La seconde concerne le fond. Le projet initial plaçait la barre haut : il prévoyait non seulement que les assiettes soient harmonisées, mais qu'elles soient aussi consolidées en permettant aux groupes de ne remplir qu'une seule déclaration fiscale pour l'ensemble de leurs activités au sein de l'UE. Dans un tel schéma, les résultats imposables consolidés du groupe devaient être répartis entre chacune des sociétés qui le constituent par application d'une formule permettant à chaque État membre d'imposer les bénéfices des sociétés résidentes de cet État, au taux d'imposition choisi par celui-ci.

Se concentrer sur la seule harmonisation des règles

Or ce mécanisme, plus compliqué qu'escompté, explique en grande partie l'échec à ce jour du projet. Ressusciter l'ACCIS devait donc conduire à abandonner le « C » de la consolidation et à se concentrer sur la seule harmonisation des règles. Le projet y perd sans doute en ambition, mais il y gagne assurément en probabilité de concrétisation.
Pour autant, ce projet soulève trois questions que l'on se garde bien de formuler : assume-t-on la perte de souveraineté nationale qui en découle, est-on prêt à accepter les contraintes budgétaires induites et enfin accepte-t-on d'aller, par cohérence, jusqu'au bout de la logique que sous-tend l'approche de la Commission ?
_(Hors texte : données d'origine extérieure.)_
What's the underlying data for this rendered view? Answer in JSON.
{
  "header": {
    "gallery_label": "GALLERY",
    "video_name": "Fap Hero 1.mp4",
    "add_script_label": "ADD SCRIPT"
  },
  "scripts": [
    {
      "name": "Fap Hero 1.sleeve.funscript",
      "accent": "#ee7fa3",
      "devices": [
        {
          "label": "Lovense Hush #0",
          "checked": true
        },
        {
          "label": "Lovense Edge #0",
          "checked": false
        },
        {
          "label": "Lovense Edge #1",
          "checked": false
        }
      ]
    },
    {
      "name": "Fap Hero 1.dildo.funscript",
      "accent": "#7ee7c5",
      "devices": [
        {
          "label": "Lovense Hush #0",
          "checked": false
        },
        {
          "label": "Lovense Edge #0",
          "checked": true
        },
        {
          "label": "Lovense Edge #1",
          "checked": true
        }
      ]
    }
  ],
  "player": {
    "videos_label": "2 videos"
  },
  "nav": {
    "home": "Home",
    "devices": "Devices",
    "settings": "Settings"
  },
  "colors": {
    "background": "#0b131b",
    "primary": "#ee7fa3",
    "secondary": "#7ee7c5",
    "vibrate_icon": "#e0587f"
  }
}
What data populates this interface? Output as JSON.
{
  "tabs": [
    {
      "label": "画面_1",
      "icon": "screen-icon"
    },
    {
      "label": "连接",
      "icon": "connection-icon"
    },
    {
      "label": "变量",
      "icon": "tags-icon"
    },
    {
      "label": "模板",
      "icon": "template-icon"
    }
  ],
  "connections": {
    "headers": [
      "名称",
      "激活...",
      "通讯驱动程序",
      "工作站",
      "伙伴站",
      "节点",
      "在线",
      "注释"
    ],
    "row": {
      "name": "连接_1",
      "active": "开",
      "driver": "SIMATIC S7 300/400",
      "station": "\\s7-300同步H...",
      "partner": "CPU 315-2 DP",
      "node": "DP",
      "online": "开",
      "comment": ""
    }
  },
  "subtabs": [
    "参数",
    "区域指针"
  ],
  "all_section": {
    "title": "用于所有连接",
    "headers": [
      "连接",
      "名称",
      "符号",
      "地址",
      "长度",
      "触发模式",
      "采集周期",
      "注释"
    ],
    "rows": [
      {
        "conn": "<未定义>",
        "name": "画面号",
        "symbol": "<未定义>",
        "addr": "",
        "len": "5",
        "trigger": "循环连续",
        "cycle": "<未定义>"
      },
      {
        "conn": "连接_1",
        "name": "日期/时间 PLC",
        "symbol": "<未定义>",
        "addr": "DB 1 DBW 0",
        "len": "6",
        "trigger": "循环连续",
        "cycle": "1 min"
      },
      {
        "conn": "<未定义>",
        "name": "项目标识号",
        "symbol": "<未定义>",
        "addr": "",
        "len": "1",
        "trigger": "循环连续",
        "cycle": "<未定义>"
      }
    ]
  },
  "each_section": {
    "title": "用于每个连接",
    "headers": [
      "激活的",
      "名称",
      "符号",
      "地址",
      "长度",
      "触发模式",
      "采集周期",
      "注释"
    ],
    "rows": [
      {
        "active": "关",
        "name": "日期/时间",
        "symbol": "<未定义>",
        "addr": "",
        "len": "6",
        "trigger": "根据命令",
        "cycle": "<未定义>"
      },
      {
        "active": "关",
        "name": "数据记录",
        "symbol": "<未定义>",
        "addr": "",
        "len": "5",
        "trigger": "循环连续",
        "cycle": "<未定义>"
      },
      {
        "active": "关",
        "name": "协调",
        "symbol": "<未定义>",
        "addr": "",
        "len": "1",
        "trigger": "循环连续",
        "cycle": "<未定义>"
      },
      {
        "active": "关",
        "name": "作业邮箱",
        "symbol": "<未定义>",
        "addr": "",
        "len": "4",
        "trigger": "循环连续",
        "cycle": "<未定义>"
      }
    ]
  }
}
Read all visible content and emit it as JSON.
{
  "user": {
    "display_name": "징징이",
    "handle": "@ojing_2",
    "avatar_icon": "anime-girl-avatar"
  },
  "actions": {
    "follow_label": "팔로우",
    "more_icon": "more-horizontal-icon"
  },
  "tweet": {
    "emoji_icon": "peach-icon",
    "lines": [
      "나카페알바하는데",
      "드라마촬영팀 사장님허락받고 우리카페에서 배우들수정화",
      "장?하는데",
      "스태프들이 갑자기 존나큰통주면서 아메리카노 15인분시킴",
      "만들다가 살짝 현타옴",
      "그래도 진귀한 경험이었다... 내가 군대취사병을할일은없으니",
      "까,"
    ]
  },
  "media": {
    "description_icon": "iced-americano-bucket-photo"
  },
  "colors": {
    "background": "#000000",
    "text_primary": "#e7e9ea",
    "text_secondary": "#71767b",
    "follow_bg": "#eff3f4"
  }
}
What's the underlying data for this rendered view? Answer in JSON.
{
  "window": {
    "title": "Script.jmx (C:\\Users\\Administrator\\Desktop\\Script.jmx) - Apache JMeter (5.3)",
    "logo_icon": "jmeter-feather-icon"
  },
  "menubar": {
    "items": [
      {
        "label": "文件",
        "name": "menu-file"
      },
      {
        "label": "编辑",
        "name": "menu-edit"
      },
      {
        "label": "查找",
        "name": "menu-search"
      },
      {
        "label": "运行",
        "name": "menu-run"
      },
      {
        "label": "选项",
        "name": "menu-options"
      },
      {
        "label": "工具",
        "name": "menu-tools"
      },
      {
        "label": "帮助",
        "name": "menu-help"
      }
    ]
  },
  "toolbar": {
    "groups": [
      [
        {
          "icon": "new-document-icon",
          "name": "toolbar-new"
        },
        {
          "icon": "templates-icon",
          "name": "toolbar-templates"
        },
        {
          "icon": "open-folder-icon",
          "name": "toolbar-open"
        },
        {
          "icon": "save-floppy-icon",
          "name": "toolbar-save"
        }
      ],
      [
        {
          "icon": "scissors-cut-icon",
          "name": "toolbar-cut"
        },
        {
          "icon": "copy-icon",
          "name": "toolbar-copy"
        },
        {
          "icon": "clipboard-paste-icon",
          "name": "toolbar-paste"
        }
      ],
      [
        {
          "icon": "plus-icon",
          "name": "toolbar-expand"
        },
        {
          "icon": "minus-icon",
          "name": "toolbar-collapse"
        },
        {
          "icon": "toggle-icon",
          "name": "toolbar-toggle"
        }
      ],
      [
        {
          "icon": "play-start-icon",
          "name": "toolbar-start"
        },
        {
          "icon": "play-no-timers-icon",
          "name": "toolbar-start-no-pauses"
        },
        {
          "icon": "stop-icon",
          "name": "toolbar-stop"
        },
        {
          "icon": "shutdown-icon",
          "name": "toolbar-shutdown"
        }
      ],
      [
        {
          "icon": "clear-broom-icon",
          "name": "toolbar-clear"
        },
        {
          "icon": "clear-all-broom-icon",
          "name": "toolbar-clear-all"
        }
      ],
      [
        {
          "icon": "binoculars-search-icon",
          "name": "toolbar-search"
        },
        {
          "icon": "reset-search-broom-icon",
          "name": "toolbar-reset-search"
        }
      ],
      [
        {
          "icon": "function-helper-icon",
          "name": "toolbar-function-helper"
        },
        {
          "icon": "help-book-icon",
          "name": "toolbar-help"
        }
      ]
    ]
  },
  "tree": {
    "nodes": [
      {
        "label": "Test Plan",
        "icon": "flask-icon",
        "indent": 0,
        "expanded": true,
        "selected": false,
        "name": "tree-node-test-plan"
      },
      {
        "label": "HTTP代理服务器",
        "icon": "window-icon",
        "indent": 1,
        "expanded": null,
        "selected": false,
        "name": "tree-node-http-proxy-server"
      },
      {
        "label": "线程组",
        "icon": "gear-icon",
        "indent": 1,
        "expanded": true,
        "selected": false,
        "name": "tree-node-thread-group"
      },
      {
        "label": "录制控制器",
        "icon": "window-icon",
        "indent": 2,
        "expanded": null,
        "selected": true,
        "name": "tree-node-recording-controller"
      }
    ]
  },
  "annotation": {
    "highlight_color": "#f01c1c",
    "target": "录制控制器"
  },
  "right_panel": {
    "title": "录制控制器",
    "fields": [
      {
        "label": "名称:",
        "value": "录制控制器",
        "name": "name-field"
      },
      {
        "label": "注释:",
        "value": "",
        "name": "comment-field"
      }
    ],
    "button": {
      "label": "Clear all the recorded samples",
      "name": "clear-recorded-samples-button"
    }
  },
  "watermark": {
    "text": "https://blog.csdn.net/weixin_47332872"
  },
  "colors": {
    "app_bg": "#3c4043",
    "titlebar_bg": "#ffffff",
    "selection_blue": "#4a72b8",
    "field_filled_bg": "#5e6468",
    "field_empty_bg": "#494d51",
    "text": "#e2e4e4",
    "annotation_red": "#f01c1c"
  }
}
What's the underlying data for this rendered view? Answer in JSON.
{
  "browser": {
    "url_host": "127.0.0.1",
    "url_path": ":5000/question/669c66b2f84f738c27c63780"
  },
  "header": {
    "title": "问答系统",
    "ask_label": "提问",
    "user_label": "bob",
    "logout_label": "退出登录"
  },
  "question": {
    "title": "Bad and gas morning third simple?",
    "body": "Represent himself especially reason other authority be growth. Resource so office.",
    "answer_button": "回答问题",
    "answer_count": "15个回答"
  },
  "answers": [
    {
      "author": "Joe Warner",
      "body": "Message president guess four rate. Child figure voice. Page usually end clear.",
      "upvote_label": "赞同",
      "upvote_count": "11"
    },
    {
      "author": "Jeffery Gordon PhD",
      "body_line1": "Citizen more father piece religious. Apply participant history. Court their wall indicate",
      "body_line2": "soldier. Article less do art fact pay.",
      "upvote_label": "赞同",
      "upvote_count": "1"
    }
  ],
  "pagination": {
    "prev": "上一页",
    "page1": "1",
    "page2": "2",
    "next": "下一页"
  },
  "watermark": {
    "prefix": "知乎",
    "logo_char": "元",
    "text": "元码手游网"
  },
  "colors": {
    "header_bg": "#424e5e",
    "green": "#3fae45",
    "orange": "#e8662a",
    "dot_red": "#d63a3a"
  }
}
La première étape vers un fédéralisme fiscal

ACCIS doit d'abord et avant tout être compris pour ce qu'il est : la première étape vers un fédéralisme fiscal seul à même de régler définitivement les deux maux jumeaux de l'Europe fiscale, que sont la compétition des États et l'optimisation agressive des acteurs économiques. En effet, peu ont aujourd'hui réalisé que l'harmonisation des règles de l'impôt sur les sociétés signifiait le renoncement définitif des parlements et gouvernements nationaux à agir sur une large palette de leviers, aujourd'hui indispensables dans la mise en œuvre d'une stratégie économique ou budgétaire.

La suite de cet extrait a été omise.